Additional considerations

  1. While working around support for X-Ray it will be good to at least consider cross compatibility with GitLab Duo Chat, to enable broader use of RAG system &12362
  2. When selecting embeddings model it is important to consider if such model could be used along IDE extension to convert user changes on local environment (prospect npm package https://www.npmjs.com/package/ml-knn, https://www.npmjs.com/package/voy-search)

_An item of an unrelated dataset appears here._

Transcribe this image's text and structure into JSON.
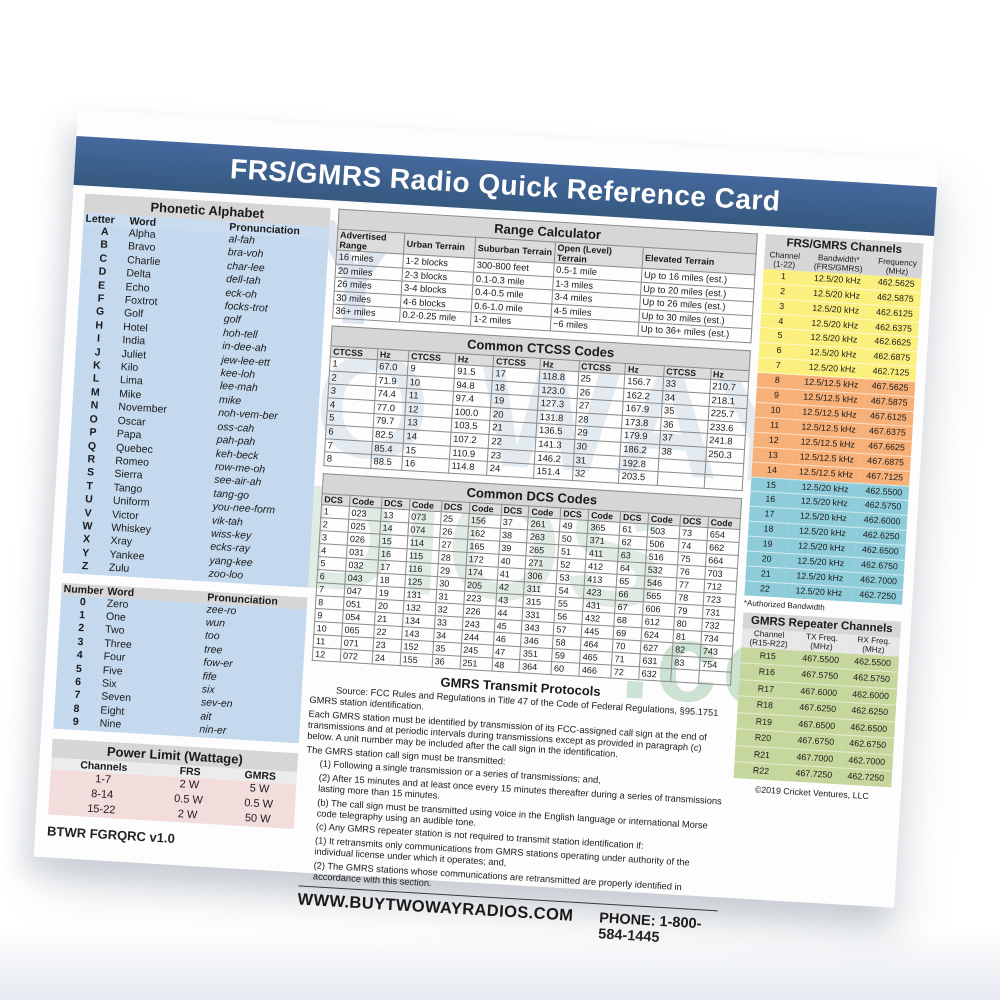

Example read / write paths

sequenceDiagram
    actor USR as  User
    participant IDE
    participant GLR as GitLabRails
    participant GLR as GitLabRails
    participant ES as ElasticSearch
    participant VER as VertexAI
    participant AIGW as AIGateway
    USR->>+GLR: commits changes to utils_spec.rb
    GLR->>GLR: triggers indexing job
    GLR->>ES: invalidates embeddings for chunks of utils_spec.rb
    GLR->>GLR: generate new chunks for utils_spec.rb
    GLR->>VER: fetches embeddings for a new utils_spec.rb chunks
    VER->>GLR: embeddings vectors for utils_spec.rb chunks
    GLR->>-ES: index new embeddings for utils_spec.rb chunks    

    USR->>+IDE: types: describe ".add"
    IDE->>+GLR: trigger code generation for line `describe ".add"` 
    GLR->>VER: fetch embedding for instruction "in utils_spec.rb generate test for method add"
    VER->>GLR: embeddings vector for instruction
    GLR->>ES: fetches KNN chunks for instruction embeddings vector
    ES->>GLR: line "def add(a, d)" from utils.rb
    GLR->>AIGW: trigger code generation for line `describe ".add"` includes `def add(a,b)` from `utils.rb` 
    AIGW->>GLR: "do \n it 'adds two numbers' do \n expect(add(1, 2)).to eq 3\nend"
    GLR->>-IDE:"do \n it 'adds two numbers' do \n expect(add(1, 2)).to eq 3\nend"
    IDE->>-USR: Show ghost text  "do \n it 'adds two numbers'...."
Edited by Mikołaj Wawrzyniak